Landsberg remembers Vanderlip returning from a summer holiday in Greece and inviting the two students to look at her slides of Greece.

"It was a very formal and polite occasion," says Landsberg. "We were a little embarrassed to be in a teacher’s home. The dividing lines back then were so different. There was a great formal space between teachers and students. But I really adored Miss Vanderlip and was grateful to her and loved her. But in those days you didn’t ever say a personal word to a teacher and the teacher never said a personal word to you."

For many years, Landsberg regretted that she had never been able to tell Vanderlip what an impact she had made.
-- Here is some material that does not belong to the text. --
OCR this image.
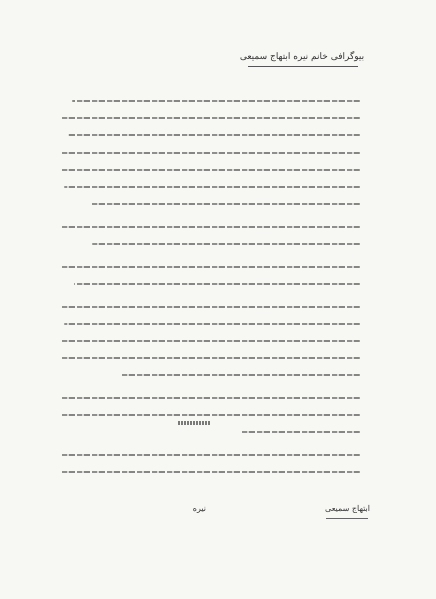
بیوگرافی خانم نیره ابتهاج سمیعی
ابتهاج سمیعی
نیره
She heard that her teacher had died and wrote a tribute to her in a Toronto Star column.

"And then I got a letter from her saying she was far from dead and she had very kind things to say about what a wonderful student I had been. So we did have that exchange after all." Vanderlip had moved on to a university teaching career, retiring as Professor of Classics at Sir Wilfrid Laurier University.

"It was wonderful she was able to go on and have an academic career because she was a real scholar."